Anos
oitenta. O João Gilberto Noll já tinha publicado os contos de O Cego e a Dançarina, cuja narrativa Alguma coisa urgentemente virou filme
com direito a prêmio em Gramado. O denso romance A Fúria do Corpo, com seus mendigos em Copacabana, circulava muito
bem. Seus direitos para o cinema tinham sido adquiridos por Hector Babenco. O
Noll começava a brilhar.
Eu era
um adolescente, lia muito e, por isso, freqüentava a livraria Sulina na Borges
de Medeiros. Foi lá que encontrei o Noll, eu folheava a Poesia Completa do
Manuel Bandeira, e ele, uma Clarice Lispector, que já tinha relido umas dez
vezes Apresentei-me sem timidez e o chamei para escrever o prefácio de um livro
de poemas que levaria uns dois anos para terminar.
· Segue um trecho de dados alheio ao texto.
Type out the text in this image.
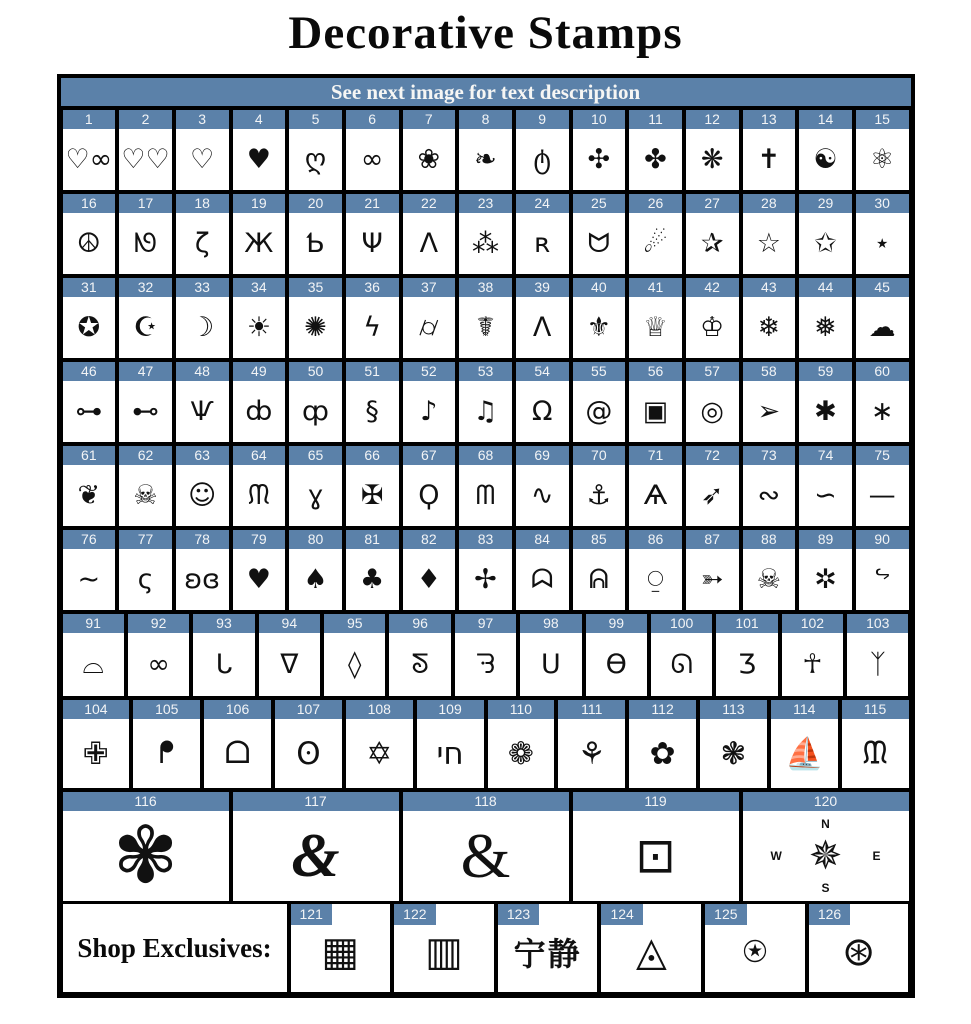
Decorative Stamps
See next image for text description
1
♡∞
2
♡♡
3
♡
4
♥
5
ღ
6
∞
7
❀
8
❧
9
ტ
10
✣
11
✤
12
❋
13
✝
14
☯
15
⚛
16
☮
17
ᘚ
18
ζ
19
Ж
20
Ƅ
21
Ψ
22
Ʌ
23
⁂
24
ʀ
25
ᗢ
26
☄
27
✰
28
☆
29
✩
30
⋆
31
✪
32
☪
33
☽
34
☀
35
✺
36
ϟ
37
⌭
38
☤
39
Λ
40
⚜
41
♕
42
♔
43
❄
44
❅
45
☁
46
⊶
47
⊷
48
Ѱ
49
ȸ
50
ȹ
51
§
52
♪
53
♫
54
Ω
55
@
56
▣
57
◎
58
➢
59
✱
60
∗
61
❦
62
☠
63
☺
64
ᙏ
65
ɣ
66
✠
67
Ϙ
68
ᗰ
69
∿
70
⚓
71
Ѧ
72
➶
73
∾
74
∽
75
—
76
∼
77
ς
78
ʚɞ
79
♥
80
♠
81
♣
82
♦
83
✢
84
ᗣ
85
ᕱ
86
⍜
87
➳
88
☠
89
✲
90
ᖦ
91
⌓
92
∞
93
ᒐ
94
ᐁ
95
◊
96
ᘕ
97
ᘌ
98
ᑌ
99
Ѳ
100
ᘏ
101
Ʒ
102
☥
103
ᛉ
104
✙
105
ᖰ
106
ᗝ
107
ʘ
108
✡
109
חי
110
❁
111
⚘
112
✿
113
❃
114
⛵
115
ᙢ
116
✾
117
&
118
&
119
⊡
120
✵
N
E
S
W
Shop Exclusives:
121
▦
122
▥
123
宁静
124
◬
125
⍟
126
⊛
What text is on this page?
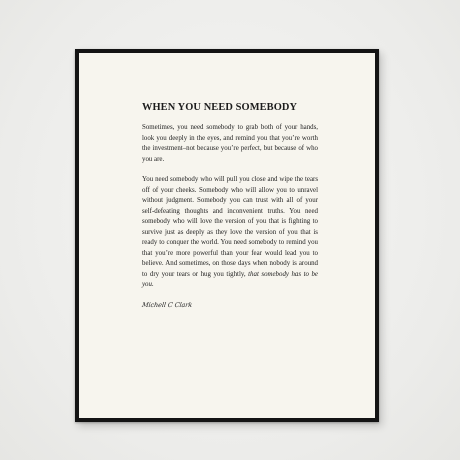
WHEN YOU NEED SOMEBODY

Sometimes, you need somebody to grab both of your hands, look you deeply in the eyes, and remind you that you’re worth the investment–not because you’re perfect, but because of who you are.

You need somebody who will pull you close and wipe the tears off of your cheeks. Somebody who will allow you to unravel without judgment. Somebody you can trust with all of your self-defeating thoughts and inconvenient truths. You need somebody who will love the version of you that is fighting to survive just as deeply as they love the version of you that is ready to conquer the world. You need somebody to remind you that you’re more powerful than your fear would lead you to believe. And sometimes, on those days when nobody is around to dry your tears or hug you tightly, that somebody has to be you.

Michell C Clark
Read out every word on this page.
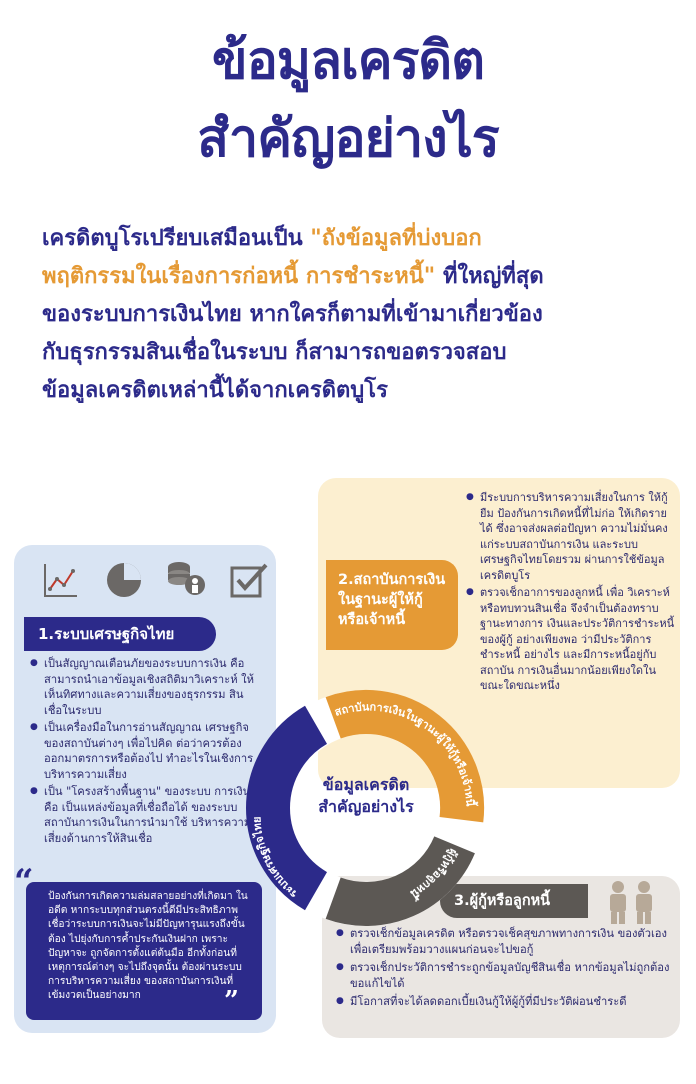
ข้อมูลเครดิต
สำคัญอย่างไร
เครดิตบูโรเปรียบเสมือนเป็น "ถังข้อมูลที่บ่งบอก
พฤติกรรมในเรื่องการก่อหนี้ การชำระหนี้" ที่ใหญ่ที่สุด
ของระบบการเงินไทย หากใครก็ตามที่เข้ามาเกี่ยวข้อง
กับธุรกรรมสินเชื่อในระบบ ก็สามารถขอตรวจสอบ
ข้อมูลเครดิตเหล่านี้ได้จากเครดิตบูโร
1.ระบบเศรษฐกิจไทย
● เป็นสัญญาณเตือนภัยของระบบการเงิน คือ สามารถนำเอาข้อมูลเชิงสถิติมาวิเคราะห์ ให้เห็นทิศทางและความเสี่ยงของธุรกรรม สินเชื่อในระบบ
● เป็นเครื่องมือในการอ่านสัญญาณ เศรษฐกิจของสถาบันต่างๆ เพื่อไปคิด ต่อว่าควรต้องออกมาตรการหรือต้องไป ทำอะไรในเชิงการบริหารความเสี่ยง
● เป็น "โครงสร้างพื้นฐาน" ของระบบ การเงิน คือ เป็นแหล่งข้อมูลที่เชื่อถือได้ ของระบบสถาบันการเงินในการนำมาใช้ บริหารความเสี่ยงด้านการให้สินเชื่อ
ป้องกันการเกิดความล่มสลายอย่างที่เกิดมา ในอดีต หากระบบทุกส่วนตรงนี้ดีมีประสิทธิภาพ เชื่อว่าระบบการเงินจะไม่มีปัญหารุนแรงถึงขั้นต้อง ไปยุ่งกับการค้ำประกันเงินฝาก เพราะปัญหาจะ ถูกจัดการตั้งแต่ต้นมือ อีกทั้งก่อนที่เหตุการณ์ต่างๆ จะไปถึงจุดนั้น ต้องผ่านระบบการบริหารความเสี่ยง ของสถาบันการเงินที่เข้มงวดเป็นอย่างมาก
“
”
2.สถาบันการเงิน ในฐานะผู้ให้กู้ หรือเจ้าหนี้
● มีระบบการบริหารความเสี่ยงในการ ให้กู้ยืม ป้องกันการเกิดหนี้ที่ไม่ก่อ ให้เกิดรายได้ ซึ่งอาจส่งผลต่อปัญหา ความไม่มั่นคงแก่ระบบสถาบันการเงิน และระบบเศรษฐกิจไทยโดยรวม ผ่านการใช้ข้อมูลเครดิตบูโร
● ตรวจเช็กอาการของลูกหนี้ เพื่อ วิเคราะห์หรือทบทวนสินเชื่อ จึงจำเป็นต้องทราบฐานะทางการ เงินและประวัติการชำระหนี้ของผู้กู้ อย่างเพียงพอ ว่ามีประวัติการชำระหนี้ อย่างไร และมีการะหนี้อยู่กับสถาบัน การเงินอื่นมากน้อยเพียงใดใน ขณะใดขณะหนึ่ง
3.ผู้กู้หรือลูกหนี้
● ตรวจเช็กข้อมูลเครดิต หรือตรวจเช็คสุขภาพทางการเงิน ของตัวเอง เพื่อเตรียมพร้อมวางแผนก่อนจะไปขอกู้
● ตรวจเช็กประวัติการชำระถูกข้อมูลบัญชีสินเชื่อ หากข้อมูลไม่ถูกต้อง ขอแก้ไขได้
● มีโอกาสที่จะได้ลดดอกเบี้ยเงินกู้ให้ผู้กู้ที่มีประวัติผ่อนชำระดี
ระบบเศรษฐกิจไทย
สถาบันการเงินในฐานะผู้ให้กู้หรือเจ้าหนี้
ผู้กู้หรือลูกหนี้
ข้อมูลเครดิต
สำคัญอย่างไร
Antes disso, tornamo-nos
amigos, ele foi à minha formatura na faculdade de medicina e colecionamos
histórias. Seleciono duas para a antologia desta crônica.
Na
primeira tínhamos ido a Gramado, com o poeta carioca Maurício Salles, que
decidiu ficar por lá. Noll e eu voltamos no Corcel azul do meu pai e, naquele
tempo, pneus furavam com freqüência. Não deu outra, na curva fechada de
Igrejinha, e fui trocar. Mas tinha que ficar com o corpo para dentro da estrada,
e ao Noll coube avisar quando vinha carro.
Ele
avisava, mas, de olho na próxima novela, que beirava a sua cabeça, demorava a
prevenir-me. Quase fui atropelado umas três vezes, uma delas por um caminhão
que já tinha tirado fininho do Noll e da novela.
Sobrevivemos
e, dias depois, ele me ligou porque estava preocupado com um sinal na pele, que
gostaria de retirar. Eu fazia estágio de cirurgia na Santa Casa e disse que
daria um jeito. O Noll foi lá, menos pelo sinal e mais porque desejava pôr o
estabelecimento em uma das cenas do seu próximo livro. Estava tão atento ao
cenário que nem se deu conta da notícia: contratados e residentes estavam em
greve e não tinha ninguém para realizar o procedimento.
Foi
quando a enfermeira propôs que eu mesmo fizesse. Expliquei para ela que estava
acostumado a suturar, não operar. Ela me disse que quem costurava, cortava, era
a mesma coisa. Perguntei ao Noll se ele topava, e ele, de olho nas balaustradas
do pátio interno e mais distraído que na curva, topou.
Foi
assim que fiz a minha primeira cirurgia. E a última, antes de me tornar
psiquiatra.
O
paciente sobreviveu, confirma-o a bela
obra que vem compondo. Eu mesmo retirei os pontos, uma semana depois. Bem no
dia em que me entregou os originais de Rastros
de Verão, novela frenética que se passa no calor de Porto Alegre em
fevereiro. Um dos personagens era um poeta maluco, e o Noll falou que era eu.
Sim,
éramos malucos, entre o asfalto e a maca. A vida nos cansava com freqüência,
mas nos livros conseguíamos repousar. Para sempre.
Texto escrito pelo poeta Celso Gutfreind em homenagem a João Gilberto Noll, publicado no livro "Dança das palavras".